All the sensorgrams were double referenced before proceeding to evaluation by subtracting the non-specific binding to a reference cell with no VEGF bound and the values obtained after injecting a blank buffer. Solvent effects caused by the presence of DMSO were also corrected. Sensor chips were regenerated by treating them with two pulses of 10 mM glycine at pH 2.
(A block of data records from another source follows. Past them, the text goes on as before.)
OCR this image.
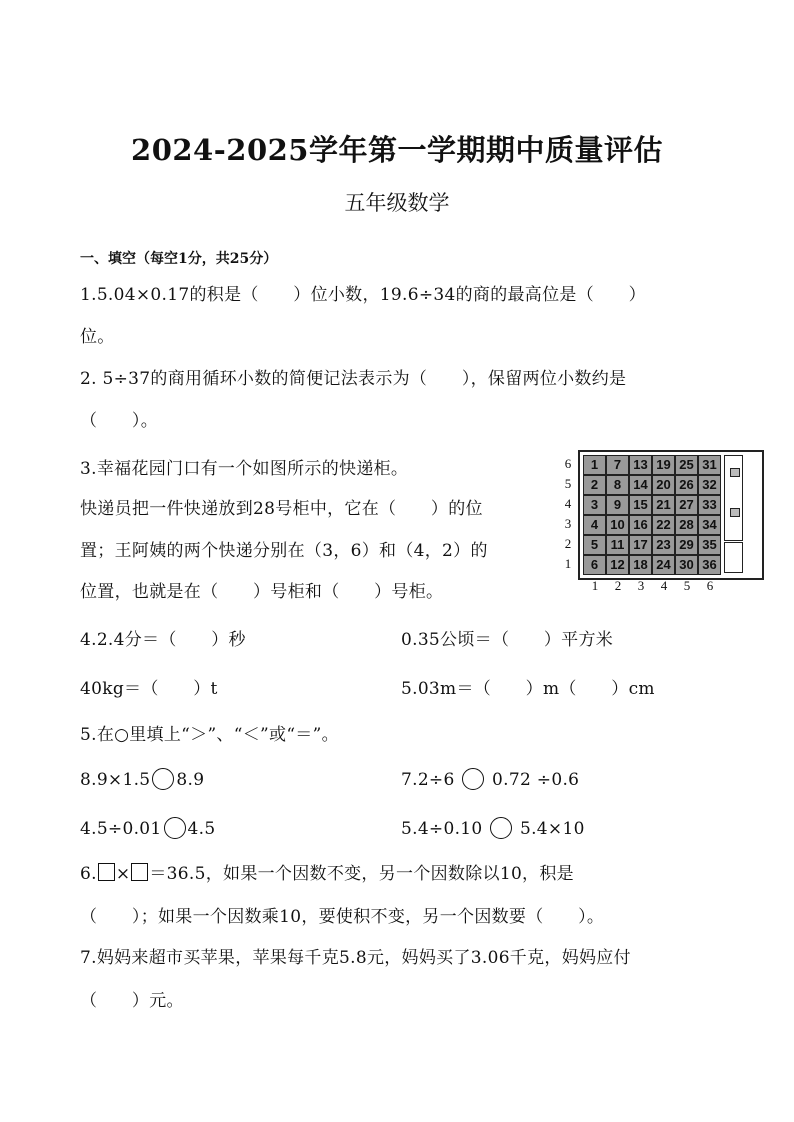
2024-2025学年第一学期期中质量评估
五年级数学
一、填空（每空1分，共25分）
1.5.04×0.17的积是（　　）位小数，19.6÷34的商的最高位是（　　）
位。
2. 5÷37的商用循环小数的简便记法表示为（　　），保留两位小数约是
（　　）。
3.幸福花园门口有一个如图所示的快递柜。
快递员把一件快递放到28号柜中，它在（　　）的位
置；王阿姨的两个快递分别在（3，6）和（4，2）的
位置，也就是在（　　）号柜和（　　）号柜。
6	1	7 13 19 25 31
5	2	8 14 20 26 32
4	3	9 15 21 27 33
3	4 10 16 22 28 34
2	5 11 17 23 29 35
1	6 12 18 24 30 36
1	2	3	4	5	6
4.2.4分＝（　　）秒	0.35公顷＝（　　）平方米
40kg＝（　　）t	5.03m＝（　　）m（　　）cm
5.在○里填上“＞”、“＜”或“＝”。
8.9×1.5 8.9	7.2÷6 0.72 ÷0.6
4.5÷0.01 4.5	5.4÷0.10 5.4×10
6. × ＝36.5，如果一个因数不变，另一个因数除以10，积是
（　　）；如果一个因数乘10，要使积不变，另一个因数要（　　）。
7.妈妈来超市买苹果，苹果每千克5.8元，妈妈买了3.06千克，妈妈应付
（　　）元。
3.3. Far-UV Circular Dichroism Spectroscopy

Circular Dichroism (CD) spectra were recorded using a Jasco J-715 spectropolarimeter (Easton, MD, USA) over a wavelength range of 185–260 nm in PBS solvent with 1% ethanol, using a quartz demountable CD cell with a path length of 0.1 mm. Averages of three runs of the protein spectra were collected a 37 °C at a scan speed of 20 nm/min and a band width of 1.0 nm. To account for any background effect the protein in buffer alone, the EGCG molecule in buffer alone, and the buffer alone were also measured. After background correction the spectra were converted to units of delta epsilon. Dichroweb analysis server http://dichroweb.cryst.bbk.ac.uk [9,10] was used to analyse and estimate on line the secondary structure contents.

4. Conclusions

Data presented here has shown that some but not all polyphenols can bind to VEGF and that there is a strong correlation between the strength of binding interactions and the potency of the polyphenol inhibitor. Hydrophobic forces appeared to be the main supramolecular forces driving the interaction between EGCG and VEGF. A study of the secondary structure of the protein showed that VEGF undergoes conformational changes upon binding to EGCG, that these changes occurred during the first minutes of interaction and that the effect was increased with larger amounts of PP. Overall, these findings are significant in confirming VEGF as a molecular target for polyphenols that are prevalent in human diets.